The Doctors' Plot was an alleged conspiracy of a group of Moscow doctors to murder leading government and party officials. In January 1953, the Soviet press reported that nine doctors, six of whom were Jewish, had been arrested and confessed their guilt. As Stalin died in March 1953, the trial never took place. The official paper of the Party, the Pravda, later announced that the charges against the doctors were false and their confessions obtained by torture. This case was one of the worst anti-Semitic incidents during Stalin's reign. In his secret speech at the Twentieth Party Congress in 1956 Khrushchev stated that Stalin wanted to use the Plot to purge the top Soviet leadership.

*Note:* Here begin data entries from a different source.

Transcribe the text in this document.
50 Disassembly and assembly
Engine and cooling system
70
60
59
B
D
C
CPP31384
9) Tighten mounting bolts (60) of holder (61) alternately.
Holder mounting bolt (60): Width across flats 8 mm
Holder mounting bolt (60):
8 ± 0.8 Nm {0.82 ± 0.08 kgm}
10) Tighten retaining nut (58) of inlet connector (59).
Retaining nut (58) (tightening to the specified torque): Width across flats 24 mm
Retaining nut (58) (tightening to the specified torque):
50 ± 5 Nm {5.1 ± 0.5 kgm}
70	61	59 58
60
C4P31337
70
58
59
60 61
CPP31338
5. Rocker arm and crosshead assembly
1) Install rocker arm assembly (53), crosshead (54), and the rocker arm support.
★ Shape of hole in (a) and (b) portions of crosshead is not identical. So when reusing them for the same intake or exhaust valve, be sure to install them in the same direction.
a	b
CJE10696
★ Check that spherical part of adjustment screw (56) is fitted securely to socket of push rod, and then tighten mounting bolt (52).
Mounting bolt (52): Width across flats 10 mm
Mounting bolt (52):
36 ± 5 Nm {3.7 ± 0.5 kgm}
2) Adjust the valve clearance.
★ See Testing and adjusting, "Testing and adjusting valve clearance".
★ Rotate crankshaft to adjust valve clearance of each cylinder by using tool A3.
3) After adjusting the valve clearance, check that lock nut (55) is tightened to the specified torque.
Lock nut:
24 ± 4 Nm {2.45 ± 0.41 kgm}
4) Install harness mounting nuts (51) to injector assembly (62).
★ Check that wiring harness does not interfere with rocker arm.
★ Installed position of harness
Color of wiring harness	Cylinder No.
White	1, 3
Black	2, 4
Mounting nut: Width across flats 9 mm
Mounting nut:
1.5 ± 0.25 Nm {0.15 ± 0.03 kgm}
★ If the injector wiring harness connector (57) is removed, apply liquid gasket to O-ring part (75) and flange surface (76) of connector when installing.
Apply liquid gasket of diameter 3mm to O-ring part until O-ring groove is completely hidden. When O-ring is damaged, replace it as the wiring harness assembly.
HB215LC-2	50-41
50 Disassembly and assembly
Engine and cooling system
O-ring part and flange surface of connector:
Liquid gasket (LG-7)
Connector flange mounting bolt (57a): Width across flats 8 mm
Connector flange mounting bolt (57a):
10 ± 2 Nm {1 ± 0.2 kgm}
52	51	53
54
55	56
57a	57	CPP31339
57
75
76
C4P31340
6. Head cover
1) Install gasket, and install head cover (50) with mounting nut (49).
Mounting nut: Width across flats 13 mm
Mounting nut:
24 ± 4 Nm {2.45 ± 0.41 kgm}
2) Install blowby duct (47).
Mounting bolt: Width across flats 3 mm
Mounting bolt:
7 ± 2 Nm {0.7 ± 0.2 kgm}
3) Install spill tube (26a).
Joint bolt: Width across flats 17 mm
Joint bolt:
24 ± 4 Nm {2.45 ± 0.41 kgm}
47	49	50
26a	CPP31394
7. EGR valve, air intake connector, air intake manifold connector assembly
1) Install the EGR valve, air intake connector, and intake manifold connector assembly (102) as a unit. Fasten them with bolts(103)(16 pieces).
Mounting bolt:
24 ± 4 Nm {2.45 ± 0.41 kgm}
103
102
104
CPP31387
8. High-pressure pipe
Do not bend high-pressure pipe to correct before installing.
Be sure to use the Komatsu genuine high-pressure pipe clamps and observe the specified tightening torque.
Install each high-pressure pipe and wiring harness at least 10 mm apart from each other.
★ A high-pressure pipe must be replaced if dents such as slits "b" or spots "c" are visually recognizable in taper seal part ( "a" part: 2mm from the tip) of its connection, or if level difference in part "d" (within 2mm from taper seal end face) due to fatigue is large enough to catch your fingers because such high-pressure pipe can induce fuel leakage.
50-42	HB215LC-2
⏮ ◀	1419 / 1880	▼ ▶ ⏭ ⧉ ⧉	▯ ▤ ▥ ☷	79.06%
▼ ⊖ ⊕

15 All-Union pioneer organization

A communist organization for teenagers between 10 and 15 years old (cf: boy-/ girlscouts in the US). The organization aimed at educating the young generation in accordance with the communist ideals, preparing pioneers to become members of the Komsomol and later the Communist Party. In the Soviet Union, all teenagers were pioneers.

16 Komsomol

Communist youth political organization created in 1918. The task of the Komsomol was to spread the ideas of communism and involve the worker and peasant youth in building the Soviet Union. The Komsomol also aimed at giving a communist upbringing by involving the worker youth in the political struggle, supplemented by theoretical education. The Komsomol was more popular than the Communist Party because with its aim of education people could accept uninitiated young proletarians, whereas party members had to have at least a minimal political qualification.

17 Hesed

Meaning care and mercy in Hebrew, Hesed stands for the charity organization founded by Amos Avgar in the early 20th century. Supported by Claims Conference and Joint Hesed helps for Jews in need to have a decent life despite hard economic conditions and encourages development of their self-identity. Hesed provides a number of services aimed at supporting the needs of all, and particularly elderly members of the society. The major social services include: work in the center facilities (information, advertisement of the center activities, foreign ties and free lease of medical equipment); services at homes (care and help at home, food products delivery, delivery of hot meals, minor repairs); work in the community (clubs, meals together, day-time polyclinic, medical and legal consultations); service for volunteers (training programs). The Hesed centers have inspired a real revolution in the Jewish life in the FSU countries. People have seen and sensed the rebirth of the Jewish traditions of humanism. Currently over eighty Hesed centers exist in the FSU countries. Their activities cover the Jewish population of over eight hundred settlements.